Preparing your data
Last updated
Was this helpful?
Last updated
Was this helpful?
Data preparation is tedious and time-consuming. We get it. But unless the data is properly prepared, your report design process is likely to be frustrating and unsuccessful. Time spent preparing your data will be worth it.
Organized. Data values are organized in columns and rows in a single table. No merged cells, and no titles or notes that span multiple columns.
Complete. All the values you need are in the data.
Consistent. Data in a column should be of the same type. Number columns should contain only numbers. Date columns should contain only dates.
Clean. Number formatting, leading and trailing spaces, carriage returns, and other weird values (e.g., "#N/A" and "#ERROR") are removed.

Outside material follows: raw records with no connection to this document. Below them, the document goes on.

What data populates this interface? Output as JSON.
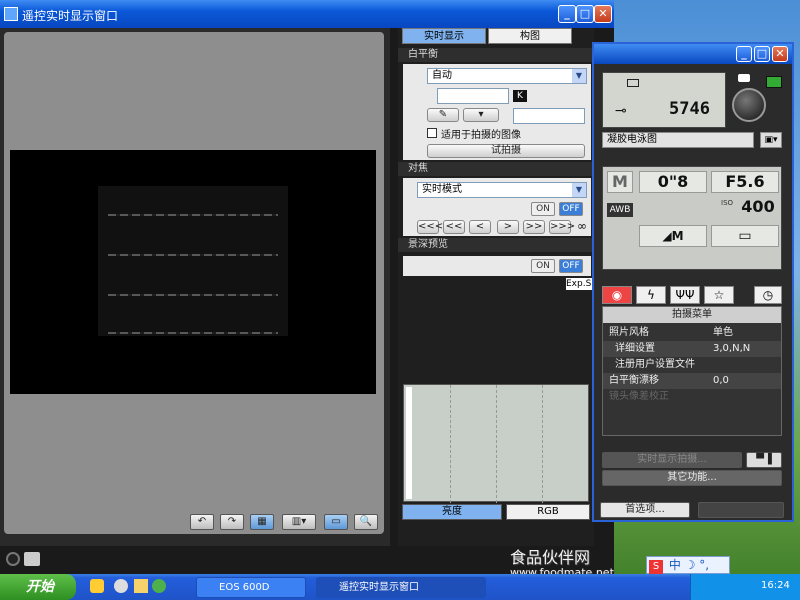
{
  "liveview_window": {
    "title": "遥控实时显示窗口",
    "tabs": [
      "实时显示",
      "构图"
    ],
    "white_balance": {
      "header": "白平衡",
      "mode": "自动",
      "kelvin_label": "K",
      "apply_checkbox_label": "适用于拍摄的图像",
      "test_shoot_label": "试拍摄"
    },
    "focus": {
      "header": "对焦",
      "mode": "实时模式",
      "on_label": "ON",
      "off_label": "OFF",
      "nav_buttons": [
        "<<<",
        "<<",
        "<",
        ">",
        ">>",
        ">>>"
      ],
      "infinity_symbol": "∞"
    },
    "dof_preview": {
      "header": "景深预览",
      "on_label": "ON",
      "off_label": "OFF",
      "exp_sim_label": "Exp.SI"
    },
    "histogram_tabs": [
      "亮度",
      "RGB"
    ]
  },
  "camera_panel": {
    "shots_remaining": "5746",
    "picture_style": "凝胶电泳图",
    "mode": "M",
    "shutter": "0\"8",
    "aperture": "F5.6",
    "white_balance_icon": "AWB",
    "iso_label": "ISO",
    "iso": "400",
    "quality": "◢M",
    "menu_title": "拍摄菜单",
    "menu_rows": [
      {
        "key": "照片风格",
        "value": "单色"
      },
      {
        "key": "详细设置",
        "value": "3,0,N,N"
      },
      {
        "key": "注册用户设置文件",
        "value": ""
      },
      {
        "key": "白平衡漂移",
        "value": "0,0"
      },
      {
        "key": "镜头像差校正",
        "value": ""
      }
    ],
    "liveview_shoot_button": "实时显示拍摄...",
    "other_functions_button": "其它功能...",
    "preferences_button": "首选项..."
  },
  "taskbar": {
    "start_label": "开始",
    "items": [
      "EOS 600D",
      "遥控实时显示窗口"
    ],
    "clock": "16:24",
    "ime_text": "中"
  },
  "watermark": {
    "text": "食品伙伴网",
    "url": "www.foodmate.net"
  }
}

Column headers. The first row of your data should be your column header row. Column names should have letters, spaces, or underscores, and nothing else. Each column header should be unique.
Your goal here is a single sheet containing all data organized into columns and rows, with the first row containing the column headers and each column containing values of the correct data type.
Interrogate your data early on. Do you know what the column headings mean? Do the values in the columns make sense? Are there any columns you need that are missing? If the data is not quite right, fix it before going to the next step.
As you are preparing your data, you may need to refer or revert to the original state of data. Therefore, it is very important that you make a working copy of your data and only make changes to the working copy.
Values should not span multiple columns or rows. Un-merge any merged cells.
The first row in your data should contain your column headers. Remove any rows above your column header row (e.g., report titles). Remove any other rows that do not contain data organized into columns (e.g., footnotes). If there are any sheets other than the one with your data, remove those.
Columns you don't need can be distracting during data preparation and report design, so it's a good idea to just remove them. (If you're not sure whether you need a particular column, just leave it in.)
Sometimes your data will contain rows you don't need. For example, let's say your data contains values broken out by state as well as values for the US. Because you can aggregate the state-level values to get the US values, you may not need the US records. Removing unneeded rows will simplify your ingredient definitions later on.
The first row of your data should contain your column names. Your column names should be readable, brief, and contain only letters, spaces, and underscores. For example, if the column name is Student.First.Last.Name
, you could change it to Student Name
; if the column name is Revenue (per Proposal)
, you could change it to Revenue per proposal
. Your column names will be used as labels, so better column names mean less work for you when defining columns and measures. Each column name should be unique.
Consider each of your column headers. Does the column header itself contain a value that you'll want to use in your analysis? If so, you'll need to restructure your data.
A common example is data with separate columns for each year, quarter, or other time period. In other words, your data may look like this:
When it needs to look like this:
Another common example is survey data, where each survey question is a separate column. We recommend restructuring the data so that there is a Question
column and a Response
column, and each question response is on a separate row.
Restructuring data can be tricky, but it's a lot easier with the right tool. We recommend Trifacta. If you need help, please reach out to us by clicking the blue button in the bottom right of your workspace and starting a chat.
Any column with numeric data should be free of formatting that adds thousands separators, $, %, USD, EUR, etc. You should just have numbers, either with or without decimals. A period .
should be used as the decimal separator. Negative numbers should be indicated by a -
before the number, e.g., -2567.4
.
Numeric columns should only contain numbers or nulls. Anything else will prevent you from using the column in measures that use sum(), avg(), min(), or max() aggregation functions. You'll want to remove things like spaces, "--", "N/A", "#N/A", "NULL", and "#ERROR". While true nulls (i.e., empty cells) are ok, words like "null" or "blank" are not. A period .
should be used as the decimal separator. Negative numbers should be indicated by a -
before the number, e.g., -2567.4
.
Date columns should only contain dates or nulls. Dates should be formatted like MM-DD-YYYY, MM/DD/YYYY, or YYYY-MM-DD. While true nulls (i.e., empty cells) are ok, words like "null" or "blank" are not.
If you want to use the map slice, you will need to have latitude and longitude columns in your data. The latitude and longitude fields in your data must be numbers, not strings. In other words, your latitudes should look like 38.8977
rather than 38.8977° N
. Likewise, your longitudes should look like -77.0365
, rather than 77.0365° W
.
You're almost there! Do a final check to make everything looks ok. Should null values be null? Do values contain carriage returns, leading or trailing spaces, or anything else odd? The TRIM()
function is useful for dealing with large numbers of leading and trailing spaces.
Download your prepared data as a CSV file, with commas ,
separating the values. Give it a meaningful but brief name and save it in a location you can easily find.
Congratulations! You're now ready to load data.